We have a loving Father who provides for His children with every good and perfect gift (James 1:17). He has made for us, in Christ, a place of rest (Matthew 11:28). He has placed us there for our security now; for our protection in the darkness of this world. He knows about the times of rejoicing and weeping. He knows about the people who will disappoint us. He knows about the battles in which the devil will engage us. He knows about the trials of sickness, and heartache and failure in this life. But, in the provision, He has abundantly prepared for our future. What he has built for us is all we need now; but His eye, even in the building, is on heaven. He knows there will be one night when you and I will cross the chilly waters of Jordan and reach the timeless side of eternity. We will be far removed from the troubles of the world and the new rest will be beyond our imaginations.

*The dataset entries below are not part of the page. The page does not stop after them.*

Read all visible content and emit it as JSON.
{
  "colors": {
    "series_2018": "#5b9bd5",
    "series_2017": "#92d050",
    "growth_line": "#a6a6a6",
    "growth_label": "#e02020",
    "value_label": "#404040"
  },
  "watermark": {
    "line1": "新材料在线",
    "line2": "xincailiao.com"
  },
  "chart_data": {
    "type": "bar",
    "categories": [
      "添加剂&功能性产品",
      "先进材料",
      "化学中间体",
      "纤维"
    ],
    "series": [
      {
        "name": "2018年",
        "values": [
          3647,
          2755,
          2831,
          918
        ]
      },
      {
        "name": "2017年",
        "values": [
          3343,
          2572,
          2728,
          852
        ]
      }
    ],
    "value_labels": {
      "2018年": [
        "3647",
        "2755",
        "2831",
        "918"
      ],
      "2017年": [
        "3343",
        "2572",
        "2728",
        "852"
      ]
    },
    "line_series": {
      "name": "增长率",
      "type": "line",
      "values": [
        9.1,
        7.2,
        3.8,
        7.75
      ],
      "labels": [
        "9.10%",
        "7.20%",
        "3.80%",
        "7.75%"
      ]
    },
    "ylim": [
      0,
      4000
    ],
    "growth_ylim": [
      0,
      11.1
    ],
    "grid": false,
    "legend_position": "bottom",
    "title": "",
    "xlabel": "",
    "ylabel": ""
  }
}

It will be eternal (John 14:13). The loving Father has already provided what we need for all of eternity. That’s the great providence (provide-ence) of our great Father.

It is interesting to notice that in I Timothy 5:8, which speaks about the responsibility of an earthly father to “provide for his own”, the Greek word for provide, “pronoeo”, means to “look out for beforehand” or “to consider in advance”. I am thankful to be married to a the kind of man who made that little bed and who made so many more important provisions and weighty decisions in view of the future of our children. Most of all, I am unspeakably thankful to be the child of the heavenly Father, who has considered, in advance, my everlasting well-being and has provided my place of rest for this life and for eternity!